Social Media in Libraries: An Interview with the Social Media Managers at the Morgan Library and Museum

by Stella Sigal, MSLIS Candidate and Themis Brown Reading Room Intern at the Morgan Library and Museum

“If it can’t be found on the Internet, it doesn’t exist.” As we move into the Twenty-First century, industries have transitioned to a social media platform to promote their products. With a click of a button, users can easily access information. Traditional cultural institutions, such as the Morgan Library and Museum, have embraced this revolution. Online social media platforms offer institutions an unusual opportunity to interact with patrons outside their physical walls. This facilitates educational dialogue and offers institutions a chance to showcase their programming to a larger audience.

The Morgan’s social media managers, Moriah Shtull and Michelle Perlin, offer their thoughts on promoting the library’s collections and educational programs and its transition to social media.

Q: The Morgan Library and Museum has made its transition to social media. What are some of the benefits?

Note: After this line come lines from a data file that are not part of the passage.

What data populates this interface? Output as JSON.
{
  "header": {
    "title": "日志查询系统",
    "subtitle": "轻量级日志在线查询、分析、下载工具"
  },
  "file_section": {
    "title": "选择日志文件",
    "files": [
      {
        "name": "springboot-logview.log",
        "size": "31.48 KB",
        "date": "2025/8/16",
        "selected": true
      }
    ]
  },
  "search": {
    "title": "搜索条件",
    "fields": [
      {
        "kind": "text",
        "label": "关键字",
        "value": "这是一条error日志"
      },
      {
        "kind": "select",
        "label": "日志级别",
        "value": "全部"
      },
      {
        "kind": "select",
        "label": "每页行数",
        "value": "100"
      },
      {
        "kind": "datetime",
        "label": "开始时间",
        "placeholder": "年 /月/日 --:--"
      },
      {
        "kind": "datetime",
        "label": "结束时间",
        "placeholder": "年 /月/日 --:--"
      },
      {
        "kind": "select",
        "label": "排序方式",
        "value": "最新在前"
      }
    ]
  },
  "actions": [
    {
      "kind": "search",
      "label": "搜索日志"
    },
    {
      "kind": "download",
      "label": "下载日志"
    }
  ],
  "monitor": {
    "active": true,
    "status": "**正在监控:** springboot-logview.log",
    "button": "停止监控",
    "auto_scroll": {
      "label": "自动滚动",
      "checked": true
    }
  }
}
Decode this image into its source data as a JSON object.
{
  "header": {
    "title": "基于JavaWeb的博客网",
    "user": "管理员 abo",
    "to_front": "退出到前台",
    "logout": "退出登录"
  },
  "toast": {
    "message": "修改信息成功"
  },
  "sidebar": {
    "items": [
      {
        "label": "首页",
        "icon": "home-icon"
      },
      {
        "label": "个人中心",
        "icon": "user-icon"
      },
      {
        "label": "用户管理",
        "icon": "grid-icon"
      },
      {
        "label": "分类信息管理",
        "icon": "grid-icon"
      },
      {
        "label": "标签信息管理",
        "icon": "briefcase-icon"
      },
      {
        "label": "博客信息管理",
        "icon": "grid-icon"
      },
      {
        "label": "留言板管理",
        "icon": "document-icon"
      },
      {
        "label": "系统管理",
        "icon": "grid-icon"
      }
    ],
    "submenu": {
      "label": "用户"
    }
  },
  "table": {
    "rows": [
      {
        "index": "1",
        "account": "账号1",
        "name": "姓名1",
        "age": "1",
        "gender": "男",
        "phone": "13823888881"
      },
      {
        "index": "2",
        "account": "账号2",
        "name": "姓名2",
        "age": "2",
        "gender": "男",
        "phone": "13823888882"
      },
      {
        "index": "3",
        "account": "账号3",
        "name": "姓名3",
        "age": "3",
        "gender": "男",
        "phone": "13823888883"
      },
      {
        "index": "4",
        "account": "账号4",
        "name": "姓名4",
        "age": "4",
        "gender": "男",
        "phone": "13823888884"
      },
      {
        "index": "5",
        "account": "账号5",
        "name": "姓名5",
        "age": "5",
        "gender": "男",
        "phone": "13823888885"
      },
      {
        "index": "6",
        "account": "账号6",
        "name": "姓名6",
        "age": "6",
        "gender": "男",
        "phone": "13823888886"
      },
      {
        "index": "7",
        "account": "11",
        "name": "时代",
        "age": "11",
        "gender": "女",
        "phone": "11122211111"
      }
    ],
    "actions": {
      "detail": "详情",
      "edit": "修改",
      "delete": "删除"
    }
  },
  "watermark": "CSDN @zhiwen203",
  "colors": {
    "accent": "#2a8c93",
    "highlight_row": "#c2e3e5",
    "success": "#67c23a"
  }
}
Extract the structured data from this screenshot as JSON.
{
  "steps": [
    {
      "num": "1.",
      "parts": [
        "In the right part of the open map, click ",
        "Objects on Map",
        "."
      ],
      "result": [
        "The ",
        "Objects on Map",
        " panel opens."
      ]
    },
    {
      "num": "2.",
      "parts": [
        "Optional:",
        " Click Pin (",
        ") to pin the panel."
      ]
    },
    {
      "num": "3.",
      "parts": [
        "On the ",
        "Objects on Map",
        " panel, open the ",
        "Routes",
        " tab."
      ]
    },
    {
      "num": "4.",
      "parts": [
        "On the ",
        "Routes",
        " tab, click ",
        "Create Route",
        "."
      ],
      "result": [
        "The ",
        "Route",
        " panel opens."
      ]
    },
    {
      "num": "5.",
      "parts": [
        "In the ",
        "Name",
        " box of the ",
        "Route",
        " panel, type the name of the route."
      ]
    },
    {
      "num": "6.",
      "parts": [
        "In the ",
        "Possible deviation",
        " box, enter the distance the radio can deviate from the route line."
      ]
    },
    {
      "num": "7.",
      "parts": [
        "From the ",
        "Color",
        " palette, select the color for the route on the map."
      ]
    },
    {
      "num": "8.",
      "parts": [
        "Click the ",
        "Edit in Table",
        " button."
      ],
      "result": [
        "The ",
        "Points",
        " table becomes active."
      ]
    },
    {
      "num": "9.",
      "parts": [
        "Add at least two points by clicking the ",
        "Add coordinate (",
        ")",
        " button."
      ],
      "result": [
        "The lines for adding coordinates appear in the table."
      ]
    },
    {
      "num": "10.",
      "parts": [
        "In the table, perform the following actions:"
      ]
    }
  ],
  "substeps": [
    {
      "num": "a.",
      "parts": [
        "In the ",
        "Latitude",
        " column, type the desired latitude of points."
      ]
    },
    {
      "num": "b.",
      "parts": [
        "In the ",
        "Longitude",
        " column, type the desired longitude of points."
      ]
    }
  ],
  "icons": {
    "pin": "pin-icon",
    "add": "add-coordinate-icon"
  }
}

A: The mission of the Morgan is “to preserve, build, study, present, and interpret a collection of extraordinary quality, in order to stimulate enjoyment, excite the imagination, advance learning, and nurture creativity,” and social media presents an unparalleled opportunity for outreach to a global audience. From scholars to casual lovers of art, literature, and museum culture, our accounts attract interest from people of all ages and backgrounds. We reveal objects from the collection and behind-the-scenes moments that most people would not regularly have the chance to see, and through this, foster a dialogue. It’s engaging, it’s fun, and it’s a true pleasure to be part of a larger online conversation on art, museums, and culture.

Q: What is the difference in how non-profit and for-profit organizations use social media?

A: A for-profit has a larger budget to boost up their advertisements than a not-for-profit. Also, our users are interested in our services while users interested in a for-profit are interested in a product. They are interested in interacting with our work for the long term. For instance, a user might subscribe to a for-profit social media outlet but unsubscribe after they are finished using their service. Our users are interested in our programming, exhibitions, and the arts for the long term.

Q: Do users become interested in learning more about an object once it has been posted?

A: Yes and no – it depends on where it is posted. Different social media platforms attract different users. On Facebook we tend to have more scholarly followers who ask questions and have discussions on our posts. We rarely receive the same response from our users on Instagram and Twitter. Twitter is more superficial and does not easily create dialogue with users.

Q: What are some innovations in social media you have implemented at the Morgan Library and Museum?

A:  The Morgan Library and Museum, like other cultural institutions, has partnered with Instagram to create meet-ups. We invited famous photographers to photograph the library and its gallery space before opening hours. We opened early for them to roam the halls of the museum. Through their work, our followers have grown.

Q: What are other ways that you are connecting users to your work?

A: We are now asking visitors to share photos of their experiences at the Morgan Library and Museum and add #MorganLibrary. When museum visitors utilize their social media accounts to post their pictures of their visit at the Morgan, they have invited us to be a part of their visit. It is truly rewarding to see our work enjoyed by our users.

Q: What are the most liked and reached posts on social media?

A: Our medieval manuscripts and illuminated pages receive the most attention from our users. Anything old usually gets a lot of attention. Many of our medieval manuscripts have been digitized and can be easily posted onto social media. It is harder to post images that are within copyright. We never need to worry if a medieval manuscript is in copyright and it is also beautiful.

Q: What is the number one thing a librarian should consider when creating an online presence?

A: When creating an online presence for an institution, librarians should focus on the voice they would like create. When creating an online presence, we chose to project the voice of the cool yet scholarly professor.